William Whiteley and the Mafia connection
Whiteley’s main business was exporting his whisky brands and other spirits to countries around the world, particularly to America. For any other wine and spirit merchant the prospect of Prohibition must have been daunting but there would always be a way to profit from Prohibition if you were the type of person to strike deals with people of ‘onerous and speculative character’.
Whiteley was certainly not the sort to let an ill-conceived law get in the way of his business. What he needed was a like-minded partner in America, someone who could respond to the increasing demand for high quality illegal whisky. That partner turned out to be the Mafia.
The Temperance movement were responsible for the introduction of Prohibition, they wanted to make America a sober, more Christian society but the irony is that Prohibition was responsible for the greatest expansion of organised crime in American history. The sense of self-righteousness that the country enjoyed immediately following the Act soon diminished as the hard reality of life without wine, beer, and spirits started to dawn on them. The loss of freedom to buy alcohol made the most law-abiding citizens indignant with rage and illegal stills were hastily constructed in the homes of people from all social classes.
Frank Costello at the Kefauver Commission hearing.
The FBI were frustrated because it was the Department of the Treasury, not the Department of Justice that had jurisdiction to enforce the Prohibition laws, which led the period 1921-1933 being labelled ‘The Lawless Years’.
For those with connections, money and the ambition, ‘The Lawless Years’ were a time for prosperity. The Mafia were ideally placed to take advantage of the situation and provide a much sought after service to the community. The police and coastguard officers were as keen as the next person for a drink and it wasn’t long before a system of bribes was established to allow real Scotch whisky and other spirits to land on their shores. Ships laden with alcohol would drop anchor 12 miles off the coast so as to be outside the jurisdiction of any over zealous coastguard official.

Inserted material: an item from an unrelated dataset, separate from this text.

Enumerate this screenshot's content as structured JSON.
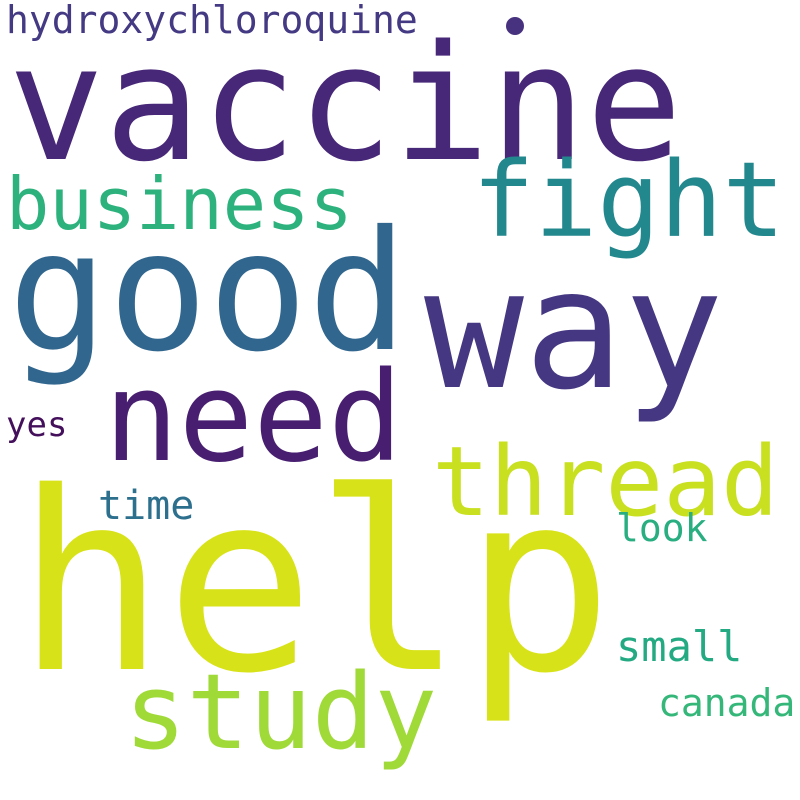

Smaller, faster boats would then pull-up alongside and move the precious cargo to awaiting trucks at makeshift landing points.
The general route for Scotch whisky was to first land in Canada and then head towards to big cities on the east coast; Boston, New York and New Jersey, from where the loot would be distributed.
Sometimes the whisky would be watered down or mixed with some home-brewed concoction before making its way to the Mafia controlled speakeasies the length and breadth of the country.
Among many others, Joe Kennedy, the father of the future President, was said to have smuggled Scotch into New York during Prohibition with the help of a young man called Frank Costello. Costello was a rising star in the Mafia hierarchy and would ultimately become Capo di tutti Capi, the Boss of Bosses, succeeding Lucky Luciano.
Apart from being the inspiration for Mario Puzo’s character Don Corleone in his book The Godfather, Frank Costello was a visionary gangster and a shrewd businessman who preferred to use bribes rather than violence.
The lawless years of prohibition.
His first reaction to Prohibition was to visit the tiny island of St Pierre just off the coast of Newfoundland. Here, Costello charmed the local Mayor, promised to provide jobs for the local community and agreed to pay a commission per case of whisky that went through the island. Within days warehouses were being built, the pier was strengthened and shipments of whisky started to arrive from Scotland.
Paranoid about the consequences of tax evasion the Mafia weren’t keen on meticulously accurate record keeping, so it is impossible to know how much business Whiteley conducted between 1920 and 1933 with his distributors in America but the fact that Whiteley sold his whisky into America during Prohibition and had a working relationship with Costello is clear from subsequent biographies and court records.
According to one version of events ‘Costello imported so much of their (Whiteley’s) whisky during Prohibition that as a gesture of thanks he was appointed US Sales Consultant on an annual salary of $5000’. Costello’s role as Sales Consultant was to instruct his men to visit bars and clubs in New York and ensure that they stocked Whiteley’s products. No doubt the consequences of not stocking them would have been made clear.
The distillery in the 1930s and how it looks from the top warehouse today.